5.1 ANOVA

ANOVA is a statistical method that is used to compare the means of more than two groups. ANOVA belongs to the family of the general linear model (GLM) There are other techniques in the GLM family such as linear multiple regression. The difference between other GLM techniques and ANOVA is that the independent variables in ANOVA tend to be categorical rather than metrics The core concept: ANOVA uses the between-groups and within-groups variance estimates to assess whether group means differ.

Formula: \[\frac{SS_{between}}{df_{between}} / \frac{SS_{within}}{df_{within}}\] where \(SS_{between}\) is the sum of squares between groups, \(df_{between}\) is the degrees of freedom between groups, \(SS_{within}\) is the sum of squares within groups, and \(df_{within}\) is the degrees of freedom within groups. \(SS_{between}\) is the sum of the squared differences between the group means and the overall mean. \(SS_{within}\) is the sum of the squared deviations of each score from its respective group mean, with the results from all the groups summed together.

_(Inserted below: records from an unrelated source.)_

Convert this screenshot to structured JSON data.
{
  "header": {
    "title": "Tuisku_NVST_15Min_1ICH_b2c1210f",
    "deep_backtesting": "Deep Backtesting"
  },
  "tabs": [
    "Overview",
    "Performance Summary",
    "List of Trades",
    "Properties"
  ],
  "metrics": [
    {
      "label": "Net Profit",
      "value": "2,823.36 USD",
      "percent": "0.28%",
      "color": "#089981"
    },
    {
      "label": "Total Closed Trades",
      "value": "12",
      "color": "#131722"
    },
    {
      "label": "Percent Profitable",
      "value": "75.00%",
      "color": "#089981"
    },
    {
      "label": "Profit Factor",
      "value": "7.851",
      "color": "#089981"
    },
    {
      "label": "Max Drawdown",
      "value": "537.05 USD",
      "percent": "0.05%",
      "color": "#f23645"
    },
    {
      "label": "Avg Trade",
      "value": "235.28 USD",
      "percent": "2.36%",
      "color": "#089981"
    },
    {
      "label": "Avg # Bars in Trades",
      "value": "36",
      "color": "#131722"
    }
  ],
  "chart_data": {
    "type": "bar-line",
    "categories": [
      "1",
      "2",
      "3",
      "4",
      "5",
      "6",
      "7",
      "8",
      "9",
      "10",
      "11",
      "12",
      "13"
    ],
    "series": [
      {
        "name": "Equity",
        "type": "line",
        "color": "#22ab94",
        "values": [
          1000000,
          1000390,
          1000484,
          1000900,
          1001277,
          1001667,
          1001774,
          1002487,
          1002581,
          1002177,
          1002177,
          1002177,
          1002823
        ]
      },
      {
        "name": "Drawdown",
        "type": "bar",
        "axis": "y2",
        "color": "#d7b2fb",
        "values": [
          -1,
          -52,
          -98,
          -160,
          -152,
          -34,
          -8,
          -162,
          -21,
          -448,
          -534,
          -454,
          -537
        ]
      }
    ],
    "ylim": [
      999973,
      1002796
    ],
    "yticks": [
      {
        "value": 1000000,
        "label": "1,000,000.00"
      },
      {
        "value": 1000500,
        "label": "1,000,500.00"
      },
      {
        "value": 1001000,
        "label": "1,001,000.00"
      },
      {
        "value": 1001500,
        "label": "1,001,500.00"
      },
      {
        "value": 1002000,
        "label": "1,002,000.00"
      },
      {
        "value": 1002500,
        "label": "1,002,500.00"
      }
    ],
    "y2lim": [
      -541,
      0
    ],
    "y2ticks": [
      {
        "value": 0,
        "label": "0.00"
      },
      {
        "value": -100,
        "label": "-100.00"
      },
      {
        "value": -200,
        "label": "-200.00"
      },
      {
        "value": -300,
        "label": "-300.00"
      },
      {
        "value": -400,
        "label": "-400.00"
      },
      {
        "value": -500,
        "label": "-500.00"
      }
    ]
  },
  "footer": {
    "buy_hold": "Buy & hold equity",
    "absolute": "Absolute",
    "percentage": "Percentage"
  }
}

Within-Groups Sum-of-Squares \[SS_{within} = \sum_{i=1}^{k} \sum_{j=1}^{n_i} (x_{ij} - \bar{x_i})^2\] where \(k\) is the number of groups, \(n_i\) is the number of observations in group \(i\), \(x_{ij}\) is the \(j\)th observation in group \(i\), and \(\bar{x_i}\) is the mean of group \(i\).

Between-Groups Sum-of-Squares \[SS_{between} = \sum_{i=1}^{k} n_i (\bar{x_i} - \bar{x})^2\] where \(k\) is the number of groups, \(n_i\) is the number of observations in group \(i\), \(\bar{x_i}\) is the mean of group \(i\), and \(\bar{x}\) is the overall mean.

F-ratio

F-ratio is the ratio of the between-groups variance to the within-groups variance. The F-ratio is used to test the null hypothesis that the group means are equal. The F-ratio is calculated as follows: \[F = \frac{SS_{between}}{SS_{within}}\] If F-ratio is larger than 1, then it is likely that at least one of the groups is from a population with a different mean.